In 1250, as part of the administrative reorganization of its territories, the Florentine Republic formed the League of Chianti, a sort of province, divided into three parts or Terzieri headed by Radda, Castellina and Gaiole. The Podestà resided in Radda.
For a century, from the middle of the fifteenth century, Chianti was devastated by wars and invasions that involved all of Italy. On the peninsula two covenants had formed: on one side there were the Pope, Naples and the Visconti, on the other side Florence, Venice and the Sforza. Spurred on by the Sienese who saw nothing but an opportunity to harass Florence, the king of Naples, Alfonso of Aragon, entered Tuscany: if the first visit, in 1447, had not caused great worries, the second in 1452 was terrible. In the Chianti area the livestock were raided, the plundered crop, the best men killed or taken prisoner. In the following 25 years the Florentine Republic devoted itself completely to the reconstruction of its territory. In 1478 Siena again allied with the king of Naples to drive away the Medici from Florence: the army of Ferdinand of Aragon spread to Tuscany causing new destruction. In 1529 Charles V undertook to help Pope Clement VII to restore the Medici in Florence and besieged the city that had reorganized republican orders. Strait between the imperial army that was looted and raided and the hated Sienese, Chianti was completely prostrated. But in 1555 Florence was finally right to the hated rival: with the fall of the Sienese Republic and the affirmation of the strong and pacifying power of the Medici duchy throughout the Tuscan territory, a long period of peace and tranquility began for Chianti. Its inhabitants could finally devote themselves completely to the care and enhancement of their territory. The Chianti gradually changed face: the castles lost their function and turned into large and elegant villas and farms. Agriculture developed completely: it is symptomatic that precisely from this period began to spread the fame of its most illustrious product.

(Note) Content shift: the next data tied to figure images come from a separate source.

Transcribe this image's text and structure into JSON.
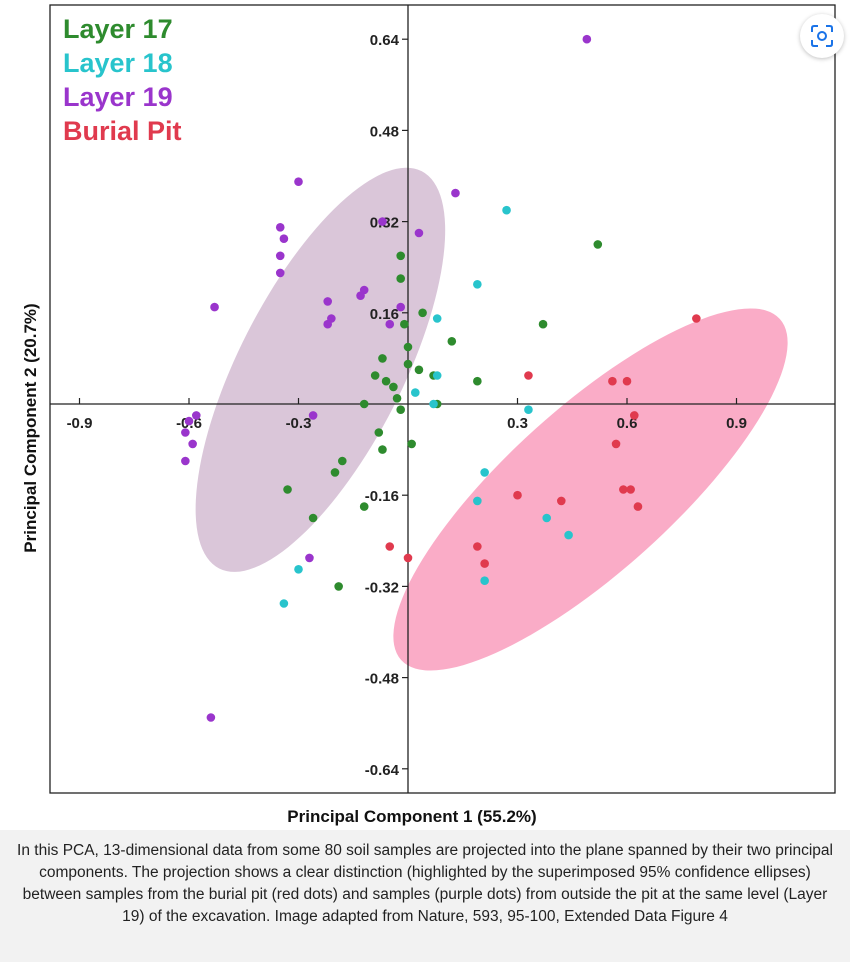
{
  "chart_data": {
    "type": "scatter",
    "xlabel": "Principal Component 1 (55.2%)",
    "ylabel": "Principal Component 2 (20.7%)",
    "xlim": [
      -1.0,
      1.2
    ],
    "ylim": [
      -0.7,
      0.7
    ],
    "x_ticks": [
      -0.9,
      -0.6,
      -0.3,
      0.3,
      0.6,
      0.9
    ],
    "x_tick_labels": [
      "-0.9",
      "-0.6",
      "-0.3",
      "0.3",
      "0.6",
      "0.9"
    ],
    "y_ticks": [
      0.64,
      0.48,
      0.32,
      0.16,
      -0.16,
      -0.32,
      -0.48,
      -0.64
    ],
    "y_tick_labels": [
      "0.64",
      "0.48",
      "0.32",
      "0.16",
      "-0.16",
      "-0.32",
      "-0.48",
      "-0.64"
    ],
    "grid": false,
    "legend_position": "top-left",
    "series": [
      {
        "name": "Layer 17",
        "color": "#2e8b2e",
        "points": [
          [
            -0.02,
            0.26
          ],
          [
            -0.02,
            0.22
          ],
          [
            0.04,
            0.16
          ],
          [
            -0.01,
            0.14
          ],
          [
            0.0,
            0.1
          ],
          [
            0.12,
            0.11
          ],
          [
            -0.07,
            0.08
          ],
          [
            0.03,
            0.06
          ],
          [
            -0.09,
            0.05
          ],
          [
            -0.06,
            0.04
          ],
          [
            0.0,
            0.07
          ],
          [
            0.07,
            0.05
          ],
          [
            -0.04,
            0.03
          ],
          [
            -0.12,
            0.0
          ],
          [
            -0.03,
            0.01
          ],
          [
            0.08,
            0.0
          ],
          [
            -0.02,
            -0.01
          ],
          [
            -0.08,
            -0.05
          ],
          [
            0.01,
            -0.07
          ],
          [
            -0.07,
            -0.08
          ],
          [
            -0.18,
            -0.1
          ],
          [
            -0.2,
            -0.12
          ],
          [
            -0.33,
            -0.15
          ],
          [
            -0.26,
            -0.2
          ],
          [
            -0.12,
            -0.18
          ],
          [
            -0.19,
            -0.32
          ],
          [
            0.19,
            0.04
          ],
          [
            0.37,
            0.14
          ],
          [
            0.52,
            0.28
          ]
        ]
      },
      {
        "name": "Layer 18",
        "color": "#28c4cc",
        "points": [
          [
            0.27,
            0.34
          ],
          [
            0.19,
            0.21
          ],
          [
            0.08,
            0.15
          ],
          [
            0.08,
            0.05
          ],
          [
            0.02,
            0.02
          ],
          [
            0.07,
            0.0
          ],
          [
            0.33,
            -0.01
          ],
          [
            0.21,
            -0.12
          ],
          [
            0.19,
            -0.17
          ],
          [
            0.38,
            -0.2
          ],
          [
            0.44,
            -0.23
          ],
          [
            -0.3,
            -0.29
          ],
          [
            -0.34,
            -0.35
          ],
          [
            0.21,
            -0.31
          ]
        ]
      },
      {
        "name": "Layer 19",
        "color": "#9a35cc",
        "points": [
          [
            0.49,
            0.64
          ],
          [
            -0.3,
            0.39
          ],
          [
            0.13,
            0.37
          ],
          [
            -0.07,
            0.32
          ],
          [
            -0.35,
            0.31
          ],
          [
            -0.34,
            0.29
          ],
          [
            0.03,
            0.3
          ],
          [
            -0.35,
            0.26
          ],
          [
            -0.35,
            0.23
          ],
          [
            -0.12,
            0.2
          ],
          [
            -0.13,
            0.19
          ],
          [
            -0.22,
            0.18
          ],
          [
            -0.53,
            0.17
          ],
          [
            -0.02,
            0.17
          ],
          [
            -0.21,
            0.15
          ],
          [
            -0.22,
            0.14
          ],
          [
            -0.05,
            0.14
          ],
          [
            -0.58,
            -0.02
          ],
          [
            -0.6,
            -0.03
          ],
          [
            -0.61,
            -0.05
          ],
          [
            -0.59,
            -0.07
          ],
          [
            -0.61,
            -0.1
          ],
          [
            -0.26,
            -0.02
          ],
          [
            -0.27,
            -0.27
          ],
          [
            -0.54,
            -0.55
          ]
        ]
      },
      {
        "name": "Burial Pit",
        "color": "#e03a4e",
        "points": [
          [
            0.79,
            0.15
          ],
          [
            0.33,
            0.05
          ],
          [
            0.56,
            0.04
          ],
          [
            0.6,
            0.04
          ],
          [
            0.62,
            -0.02
          ],
          [
            0.57,
            -0.07
          ],
          [
            0.59,
            -0.15
          ],
          [
            0.61,
            -0.15
          ],
          [
            0.63,
            -0.18
          ],
          [
            0.3,
            -0.16
          ],
          [
            0.42,
            -0.17
          ],
          [
            0.19,
            -0.25
          ],
          [
            0.21,
            -0.28
          ],
          [
            0.0,
            -0.27
          ],
          [
            -0.05,
            -0.25
          ]
        ]
      }
    ],
    "ellipses": [
      {
        "group": "Layer 19",
        "center": [
          -0.24,
          0.06
        ],
        "semi_axes": [
          0.49,
          0.18
        ],
        "angle_deg": 63,
        "color": "#c6a8c4"
      },
      {
        "group": "Burial Pit",
        "center": [
          0.5,
          -0.15
        ],
        "semi_axes": [
          0.56,
          0.18
        ],
        "angle_deg": 42,
        "color": "#f77fa9"
      }
    ]
  },
  "caption": "In this PCA, 13-dimensional data from some 80 soil samples are projected into the plane spanned by their two principal components. The projection shows a clear distinction (highlighted by the superimposed 95% confidence ellipses) between samples from the burial pit (red dots) and samples (purple dots) from outside the pit at the same level (Layer 19) of the excavation. Image adapted from Nature, 593, 95-100, Extended Data Figure 4",
  "toolbar": {
    "lens_icon": "visual-search-icon"
  }
}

During the Medici and Lorraine Grand Duchy the sharecropping system marked social relations and rural landscape. In 1716 Cosimo III identified for the first time an area of wine production of particular value that, in addition to historical ones, also included the lands of Castelnuovo Berardenga, Barberino Valdelsa, Tavarnelle and San Casciano. The Lorraine Grand Dukes encouraged both the development of more modern agricultural techniques and the improvement of the conditions of the peasants, rewarding the farms that applied social solutions dictated by the Enlightenment ideas.
But it is in the second half of the twentieth century that the area is experiencing an extraordinary transformation: from the farm’s sharecropping system you quickly move to the organization of specialized and large vineyards, managed by modern companies that determine the international success of Chianti. The suggestions of modernity push thousands of peasants to move to the city and if the Chiantigiani countries are not depopulated it is only thanks to the arrival of southern immigrants. The old vines, the crops practiced at the time of sharecropping, disappear to give way to vineyards with geometrical rows arranged for mechanized agriculture. A parallel transformation also occurs for the farmhouses: lost their function as peasant houses, they become second homes or cottages or new homes for Italians and foreigners eager to escape the chaotic urban society to settle in one of the most beautiful Italian hill landscapes. British, German, Swiss and Dutch buy farmhouses sometimes in ruins, they restructure them with taste and refinement and establish themselves there. Slowly they begin to put their hand to the vineyards, so much so that today some of them have become producers of excellent quality wines. Hence the joking appellation of Chiantishire for an area where foreigners have become the majority. A majority of aristocrats of the spirit, often intellectuals and artists, but also simple retirees from Frankfurt and Rotterdam who may have the pleasure of offering their friends and relatives a glass of their own wine, sitting down to admire a landscape still on a human scale.